B school prof here. If you are currently applying to grad school just stop applying to soc PhD and only apply to in-school PhDs. The reason is that a B-school PhD should have AACSB accreditation. This is very important. If you are currently in grad school for soc, then all conferences and pubs should be in a business discipline. Entrepreneurship is really hot right now.
I guess it depends on what sort of school you are targeting. I don't think Booth or HBS care all that much about whether your bring in AACSB-recognized pubs, because they don't exactly struggle to maintain their accreditation.
As other have noted, the same strategy could help you at some schools and hurt you at others.
If you can get into a VHRM program and publish in top tier journals (AJS, ASR, ASQ), being in a soc dept with the right advisor is not that much of an issue (look at AP's profiles at nearly all top 10 US b-schools, or at LBS/Insead/etc - many have that exact profile), in which case you shouldn't care too much about whether you are doing OMT, management, strategy or org behavior. Those label don't mean much from a VHRM research standpoint.
If you can't, go to a b-school. On the other hand, less prestigious soc pubs will be not be enough for top b-schools and will be ignored by MRM or LRM ones.

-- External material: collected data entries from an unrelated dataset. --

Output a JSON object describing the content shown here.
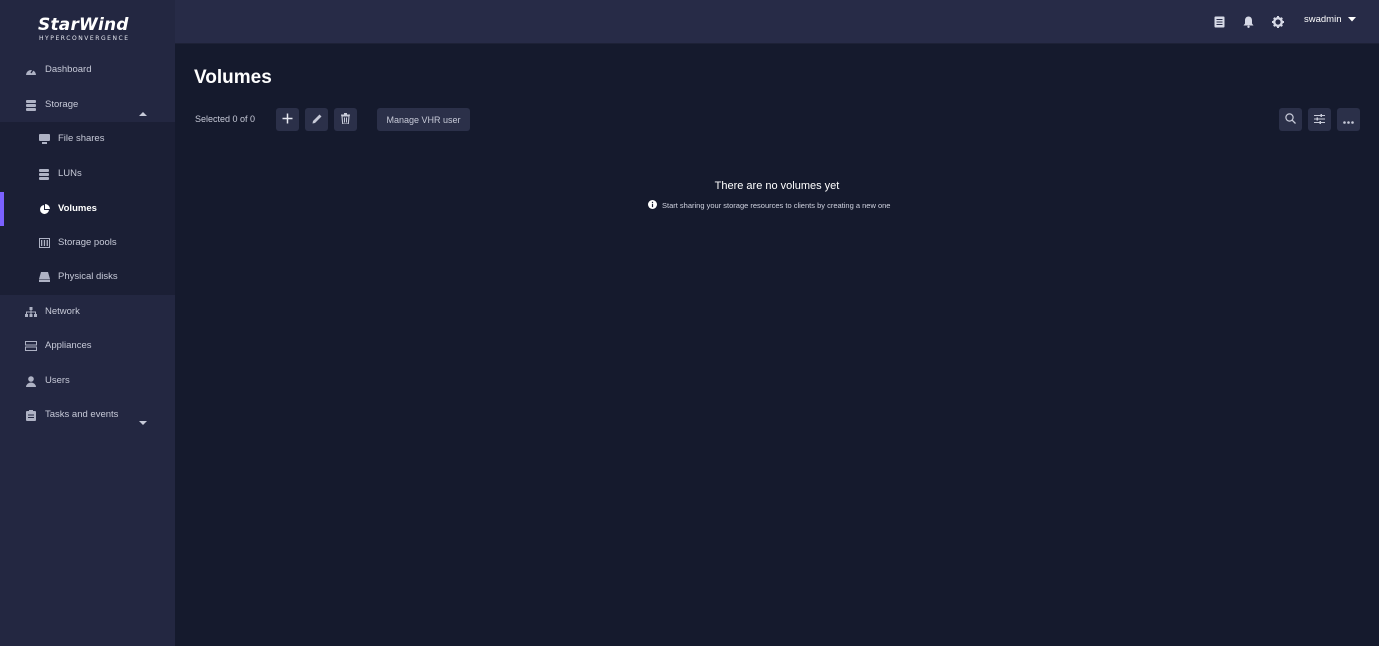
{
  "brand": {
    "name": "StarWind",
    "tagline": "HYPERCONVERGENCE"
  },
  "sidebar": {
    "items": [
      {
        "label": "Dashboard",
        "icon": "dashboard-icon"
      },
      {
        "label": "Storage",
        "icon": "storage-icon",
        "expanded": true
      },
      {
        "label": "File shares",
        "icon": "file-shares-icon"
      },
      {
        "label": "LUNs",
        "icon": "luns-icon"
      },
      {
        "label": "Volumes",
        "icon": "volumes-icon",
        "active": true
      },
      {
        "label": "Storage pools",
        "icon": "storage-pools-icon"
      },
      {
        "label": "Physical disks",
        "icon": "physical-disks-icon"
      },
      {
        "label": "Network",
        "icon": "network-icon"
      },
      {
        "label": "Appliances",
        "icon": "appliances-icon"
      },
      {
        "label": "Users",
        "icon": "users-icon"
      },
      {
        "label": "Tasks and events",
        "icon": "tasks-icon",
        "expanded": false
      }
    ]
  },
  "header": {
    "icons": [
      "log-icon",
      "bell-icon",
      "gear-icon"
    ],
    "user": "swadmin"
  },
  "main": {
    "title": "Volumes",
    "selection": "Selected 0 of 0",
    "toolbar": {
      "add": "add-icon",
      "edit": "edit-icon",
      "delete": "delete-icon",
      "manage_label": "Manage VHR user",
      "right_icons": [
        "search-icon",
        "filter-icon",
        "more-icon"
      ]
    },
    "empty": {
      "title": "There are no volumes yet",
      "hint": "Start sharing your storage resources to clients by creating a new one"
    }
  },
  "colors": {
    "accent": "#7b61ff",
    "sidebar": "#232741",
    "background": "#151a2d"
  }
}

Caveat: b-school PhD programs are great (you'll benefit from more faculty support, more resources, better stipends, a more manageable teaching load, shorter time to dissertation, etc) but also more competitive. Each school will typically admit 1-2 student with a sociological background, because a 20 or 30-strong PhD cohort will have every sub-discipline represented, from accounting to consumer behavior.